Occasionally, however, when a Y chromosome is passed on, its genetic
code does undergo a very small alteration. The vast majority of
these alterations are completely harmless and so are eventually
passed on to succeeding generations. Over time, further small
alterations occur. In this way, separate male lineages become
increasingly different from each other.
Because it is only males that inherit a Y chromosome, analysis
based on this genetic material can only be performed on male DNA.
However, women may obtain this information by using a sample from
a male relative such as a brother or father.
Building
a global family tree
By
comparing two mens Y chromosomes, it is possible to judge
how closely they are related.
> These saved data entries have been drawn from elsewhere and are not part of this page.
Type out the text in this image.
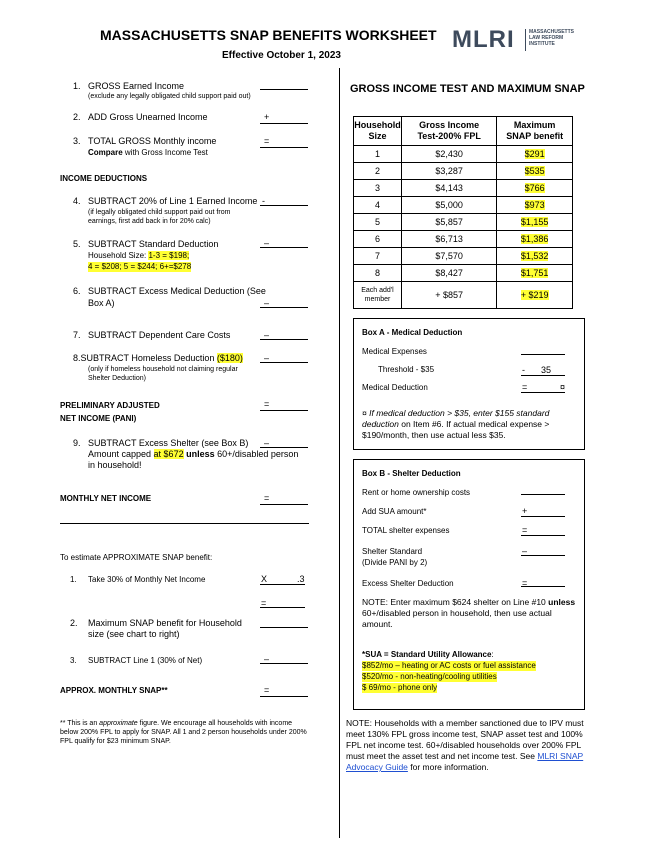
MASSACHUSETTS SNAP BENEFITS WORKSHEET
Effective October 1, 2023
MLRI	MASSACHUSETTS
LAW REFORM
INSTITUTE
1. GROSS Earned Income
(exclude any legally obligated child support paid out)
2. ADD Gross Unearned Income	+
3. TOTAL GROSS Monthly income
Compare with Gross Income Test
=
INCOME DEDUCTIONS
4. SUBTRACT 20% of Line 1 Earned Income
(if legally obligated child support paid out from
earnings, first add back in for 20% calc)
-
5. SUBTRACT Standard Deduction
Household Size: 1-3 = $198;
4 = $208; 5 = $244; 6+=$278
–
6. SUBTRACT Excess Medical Deduction (See
Box A)	–
7. SUBTRACT Dependent Care Costs	–
8.SUBTRACT Homeless Deduction ($180)
(only if homeless household not claiming regular
Shelter Deduction)
–
PRELIMINARY ADJUSTED
NET INCOME (PANI)
=
9. SUBTRACT Excess Shelter (see Box B)
Amount capped at $672 unless 60+/disabled person
in household!
–
MONTHLY NET INCOME	=
To estimate APPROXIMATE SNAP benefit:
1. Take 30% of Monthly Net Income	X	.3
=
2. Maximum SNAP benefit for Household
size (see chart to right)
3. SUBTRACT Line 1 (30% of Net)	–
APPROX. MONTHLY SNAP**	=
** This is an approximate figure. We encourage all households with income below 200% FPL to apply for SNAP. All 1 and 2 person households under 200% FPL qualify for $23 minimum SNAP.
GROSS INCOME TEST AND MAXIMUM SNAP
Household
Size	Gross Income
Test-200% FPL	Maximum
SNAP benefit
1	$2,430	$291
2	$3,287	$535
3	$4,143	$766
4	$5,000	$973
5	$5,857	$1,155
6	$6,713	$1,386
7	$7,570	$1,532
8	$8,427	$1,751
Each add'l
member	+ $857	+ $219
Box A - Medical Deduction
Medical Expenses
Threshold - $35	- 35
Medical Deduction	=	¤
¤ If medical deduction > $35, enter $155 standard deduction on Item #6. If actual medical expense > $190/month, then use actual less $35.
Box B - Shelter Deduction
Rent or home ownership costs
Add SUA amount*	+
TOTAL shelter expenses	=
Shelter Standard
(Divide PANI by 2)
–
Excess Shelter Deduction	=
NOTE: Enter maximum $624 shelter on Line #10 unless 60+/disabled person in household, then use actual amount.
*SUA = Standard Utility Allowance:
$852/mo – heating or AC costs or fuel assistance
$520/mo - non-heating/cooling utilities
$ 69/mo - phone only
NOTE: Households with a member sanctioned due to IPV must meet 130% FPL gross income test, SNAP asset test and 100% FPL net income test. 60+/disabled households over 200% FPL must meet the asset test and net income test. See MLRI SNAP Advocacy Guide for more information.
If their genetic codes are very
similar, we can say that they share a common male ancestor in
the recent past. The more differences that have accumulated in
their genetic codes, the more generations have passed since their
last common ancestor.
Scientists have used this basic principle to compare the DNA from
thousands of men living all across the planet. They have used
their findings to construct a global family tree of male ancestors.
The
journeys that shaped history
This
male family tree is rooted some 100,000 years ago, at a time when
the ancestors of all modern humans were living in Africa. As some
of these early groups of humans took their first tentative steps
out of our ancient homeland, their journeys led them in different
directions and their family lines gradually began to diverge.
It is these different lineages that form the separate branches
of the global family tree.
GeoGene has divided the male family tree into 17 unique accounts
tracing the most important of these journeys the ones that
would define the course of subsequent human history. The account
we send you will reveal the route your own paternal ancestors
took as they left Africa, explaining how and when your ancestors
arrived at the part of the world in which their genetic inheritance
is most visible today. You might, for example, learn that you
inherited your Y chromosome from one of a number of groups of
hunter-gatherers who arrived in Europe around the time of the
Great Ice Age. Or you might discover that you are descended from
a group of Neolithic farmers who journeyed into Europe from the
Near East after the Ice Age had ended, bringing with them agricultural
knowledge that would change our way of life forever. Or perhaps
you are descended from another ancestral lineage.